• by Tyler Paxton , Op-Ed Contributor, December 15, 2015

With brands and agencies increasingly on the warpath against digital ad fraud, premium publishers had better get their own houses in order -- or risk losing precious ad revenue.

No, not $8.2 billion  -- the figure recently unfurled by the Interactive Advertising Bureau as the annual cost to advertisers from false impressions, infringed content and malicious advertising (“malvertising”).

That $8.2 billion is going to the crooks -- those secretly foisting bots and malware across the Web, stealing and distributing content, and even serving their own ads on your backend.

As the ad industry takes more and more steps to combat these invisible invaders, scrupulous publishers who don’t join in the battle risk massive collateral damage -- because the enemy has already infiltrated even the most high-quality sites.

One example: Bots “scrape” content, stealing it for their own sites, where they interact with a publisher’s former and potential users, thus diluting the value of a publisher’s own site. The prevalence of bot traffic also slows down load times, further alienating consumers. As traffic decreases, you sell less advertising.

Don’t extend your audience. With such loss of traffic, overzealous sellers can tempt publishers to buy more of it. 

But buyers beware!  Some 52% of sourced traffic comes from bots, says the Association of National Advertisers.  

Know your traffic.Publishers must use Web analytic tools to monitor their traffic sources, and then take appropriate actions based on the bots they uncover  -- such as blocking them entirely, or not serving ads on them. They should also set up “honey pots” -- a part of their domain where no human could ever end up. All visitors to these pots are bots, which must be blocked sitewide.

Vet your SSP.Another invisible source of ad fraud can be found in the ad selling process itself. Not all SSPs are created equal. Some will engage in practices like domain masking  (substituting fake URLs for actual ones), hidden iframes (putting unviewable ads on a site), or iframe stuffing (basically, putting even more ads there).

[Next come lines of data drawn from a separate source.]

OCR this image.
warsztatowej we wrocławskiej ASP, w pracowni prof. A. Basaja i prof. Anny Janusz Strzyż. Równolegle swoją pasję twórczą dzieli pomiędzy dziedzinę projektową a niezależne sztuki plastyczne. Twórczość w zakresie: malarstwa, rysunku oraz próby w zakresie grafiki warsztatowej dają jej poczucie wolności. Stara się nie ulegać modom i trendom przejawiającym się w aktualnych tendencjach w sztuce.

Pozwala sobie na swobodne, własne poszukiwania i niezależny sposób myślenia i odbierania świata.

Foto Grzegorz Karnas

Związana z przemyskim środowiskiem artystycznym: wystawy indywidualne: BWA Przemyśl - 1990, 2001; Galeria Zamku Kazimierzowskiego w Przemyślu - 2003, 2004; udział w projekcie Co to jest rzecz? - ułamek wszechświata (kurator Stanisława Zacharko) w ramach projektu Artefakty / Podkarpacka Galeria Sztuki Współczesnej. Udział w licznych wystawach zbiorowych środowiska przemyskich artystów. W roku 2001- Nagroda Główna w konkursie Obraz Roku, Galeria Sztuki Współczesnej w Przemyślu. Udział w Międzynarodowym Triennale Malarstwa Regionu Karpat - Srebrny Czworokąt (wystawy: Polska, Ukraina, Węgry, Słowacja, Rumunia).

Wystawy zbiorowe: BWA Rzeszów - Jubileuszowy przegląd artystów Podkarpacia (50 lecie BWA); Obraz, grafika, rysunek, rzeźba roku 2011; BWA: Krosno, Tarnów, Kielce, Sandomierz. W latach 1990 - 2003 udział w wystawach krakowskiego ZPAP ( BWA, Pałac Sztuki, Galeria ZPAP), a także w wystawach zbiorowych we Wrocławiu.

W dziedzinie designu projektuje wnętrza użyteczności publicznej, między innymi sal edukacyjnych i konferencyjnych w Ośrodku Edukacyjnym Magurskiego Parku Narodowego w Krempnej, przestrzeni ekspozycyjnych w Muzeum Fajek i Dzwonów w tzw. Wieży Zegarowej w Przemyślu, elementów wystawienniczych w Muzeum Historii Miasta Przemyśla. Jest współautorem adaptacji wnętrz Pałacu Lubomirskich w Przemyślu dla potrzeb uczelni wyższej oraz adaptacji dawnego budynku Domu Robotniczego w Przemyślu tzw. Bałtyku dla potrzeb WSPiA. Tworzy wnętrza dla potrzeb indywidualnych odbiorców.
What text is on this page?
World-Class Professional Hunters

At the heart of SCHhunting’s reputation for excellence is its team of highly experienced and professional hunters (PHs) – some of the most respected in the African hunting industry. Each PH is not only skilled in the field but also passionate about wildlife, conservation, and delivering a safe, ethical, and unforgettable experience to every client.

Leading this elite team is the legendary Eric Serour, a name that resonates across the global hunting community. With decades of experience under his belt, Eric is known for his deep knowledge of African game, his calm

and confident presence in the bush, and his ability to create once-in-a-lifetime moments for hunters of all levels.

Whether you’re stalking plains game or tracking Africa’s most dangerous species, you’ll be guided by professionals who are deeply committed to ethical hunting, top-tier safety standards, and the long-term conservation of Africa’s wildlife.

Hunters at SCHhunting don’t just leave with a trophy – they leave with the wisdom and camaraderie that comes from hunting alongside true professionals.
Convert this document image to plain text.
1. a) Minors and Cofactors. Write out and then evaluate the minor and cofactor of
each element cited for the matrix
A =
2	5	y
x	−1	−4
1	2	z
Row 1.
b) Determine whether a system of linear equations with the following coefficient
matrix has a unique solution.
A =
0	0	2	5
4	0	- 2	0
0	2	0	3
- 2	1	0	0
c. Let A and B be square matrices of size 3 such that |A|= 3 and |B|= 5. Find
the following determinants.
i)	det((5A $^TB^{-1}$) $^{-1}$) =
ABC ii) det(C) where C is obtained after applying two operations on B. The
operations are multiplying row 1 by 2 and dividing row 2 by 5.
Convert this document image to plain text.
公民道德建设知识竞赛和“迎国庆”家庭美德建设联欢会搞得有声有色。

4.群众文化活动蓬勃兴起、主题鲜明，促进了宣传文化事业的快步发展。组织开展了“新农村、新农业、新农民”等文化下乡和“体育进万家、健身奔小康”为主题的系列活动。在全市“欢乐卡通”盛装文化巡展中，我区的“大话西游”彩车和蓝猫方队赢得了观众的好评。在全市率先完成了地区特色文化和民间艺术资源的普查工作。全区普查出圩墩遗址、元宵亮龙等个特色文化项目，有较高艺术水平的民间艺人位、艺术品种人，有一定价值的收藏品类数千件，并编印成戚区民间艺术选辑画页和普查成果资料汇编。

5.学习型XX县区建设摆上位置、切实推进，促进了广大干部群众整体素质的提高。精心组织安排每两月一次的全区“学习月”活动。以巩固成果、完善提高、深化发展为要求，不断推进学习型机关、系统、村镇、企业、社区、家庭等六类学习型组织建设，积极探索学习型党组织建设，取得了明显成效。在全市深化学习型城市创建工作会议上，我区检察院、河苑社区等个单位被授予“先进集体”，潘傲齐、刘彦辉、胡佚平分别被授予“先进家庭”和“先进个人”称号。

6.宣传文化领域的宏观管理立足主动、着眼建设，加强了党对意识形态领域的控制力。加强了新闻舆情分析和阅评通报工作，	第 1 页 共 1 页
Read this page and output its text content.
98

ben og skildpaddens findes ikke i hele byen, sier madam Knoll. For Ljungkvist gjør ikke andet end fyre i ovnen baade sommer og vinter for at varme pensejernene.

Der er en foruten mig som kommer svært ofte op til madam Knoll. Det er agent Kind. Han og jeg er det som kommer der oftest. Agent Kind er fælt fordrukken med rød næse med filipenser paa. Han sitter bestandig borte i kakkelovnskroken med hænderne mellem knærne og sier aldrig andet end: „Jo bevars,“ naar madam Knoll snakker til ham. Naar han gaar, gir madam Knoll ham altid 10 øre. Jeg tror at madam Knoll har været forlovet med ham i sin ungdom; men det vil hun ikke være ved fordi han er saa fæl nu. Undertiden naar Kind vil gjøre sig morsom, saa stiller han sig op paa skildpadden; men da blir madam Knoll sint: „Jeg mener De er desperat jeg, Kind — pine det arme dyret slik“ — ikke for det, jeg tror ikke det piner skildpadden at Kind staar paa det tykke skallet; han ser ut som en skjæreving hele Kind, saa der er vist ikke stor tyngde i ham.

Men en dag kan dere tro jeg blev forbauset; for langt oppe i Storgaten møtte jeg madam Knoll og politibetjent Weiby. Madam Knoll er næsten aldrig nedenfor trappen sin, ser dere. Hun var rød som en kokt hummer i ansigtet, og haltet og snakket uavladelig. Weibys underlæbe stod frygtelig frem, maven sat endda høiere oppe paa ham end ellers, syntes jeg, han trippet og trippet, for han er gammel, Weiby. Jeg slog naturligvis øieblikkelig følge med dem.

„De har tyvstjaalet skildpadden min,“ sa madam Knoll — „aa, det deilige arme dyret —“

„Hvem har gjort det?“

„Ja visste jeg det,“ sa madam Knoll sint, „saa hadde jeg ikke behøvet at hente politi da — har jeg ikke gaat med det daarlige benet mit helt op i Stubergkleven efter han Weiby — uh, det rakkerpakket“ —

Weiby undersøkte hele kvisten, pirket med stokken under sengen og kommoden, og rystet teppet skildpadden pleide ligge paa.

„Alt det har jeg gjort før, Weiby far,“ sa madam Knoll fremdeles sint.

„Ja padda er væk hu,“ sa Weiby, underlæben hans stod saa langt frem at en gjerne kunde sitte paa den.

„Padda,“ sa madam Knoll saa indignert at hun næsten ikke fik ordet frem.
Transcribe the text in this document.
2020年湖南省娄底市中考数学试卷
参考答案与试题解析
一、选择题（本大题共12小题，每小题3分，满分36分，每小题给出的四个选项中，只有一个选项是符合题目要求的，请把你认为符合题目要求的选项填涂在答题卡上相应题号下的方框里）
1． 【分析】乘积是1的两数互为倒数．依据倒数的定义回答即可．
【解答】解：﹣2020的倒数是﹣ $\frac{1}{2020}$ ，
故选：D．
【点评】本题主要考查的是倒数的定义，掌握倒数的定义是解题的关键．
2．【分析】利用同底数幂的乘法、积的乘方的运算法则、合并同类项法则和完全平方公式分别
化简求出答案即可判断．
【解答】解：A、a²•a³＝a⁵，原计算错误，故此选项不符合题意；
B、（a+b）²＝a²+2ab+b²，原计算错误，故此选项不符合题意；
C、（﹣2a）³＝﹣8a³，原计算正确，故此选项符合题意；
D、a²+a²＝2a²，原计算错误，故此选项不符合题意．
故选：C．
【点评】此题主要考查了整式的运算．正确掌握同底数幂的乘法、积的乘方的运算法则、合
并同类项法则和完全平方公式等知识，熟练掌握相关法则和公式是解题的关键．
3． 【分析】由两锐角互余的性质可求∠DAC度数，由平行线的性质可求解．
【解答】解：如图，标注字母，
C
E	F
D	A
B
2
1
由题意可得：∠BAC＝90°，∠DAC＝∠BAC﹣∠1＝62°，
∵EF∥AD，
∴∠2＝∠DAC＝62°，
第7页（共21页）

SSPs that invite the most fraud can get a publisher’s inventory blacklisted by the ever-more-vigilant ad community. So vet your SSP before you start using it, and monitor it afterwards. Note what kinds of ads the SSP is sending to you. Talk to other publishers about who they’d recommend.  Talk to your top advertisers for advice.

Monitor placements. Check that inventory is viewable, and make sure no ads are more than an iframe deep. Make sure all the ads aren’t at the bottom of the page.  Overall, conform to industry best practices.  

Turn off autoplay on your videos. Videos that run continuously, as well as videos inside banner ads, are open invitations to fraudulent impressions.  Advertisers are going to start complaining about being charged for ad views every time a video replays, or every time an ad loads. So get ahead of them, and turn off autoplay now.

Secure your site. Some publishing platforms -- Wordpress, for instance -- are more vulnerable to exploitation by fraud purveyors.  Hackers and bots can get administrative access and employ hidden links. Whatever your publishing platform, employ all the latest protective technology. Use secure passwords and change them often.

By securing your site, you’re defending against the fraudsters in the ad industry’s new war. In this case, though, the best defense is also the best offense. Publishers -- perhaps the biggest victims of ad fraud -- need to move into the front lines of the battle.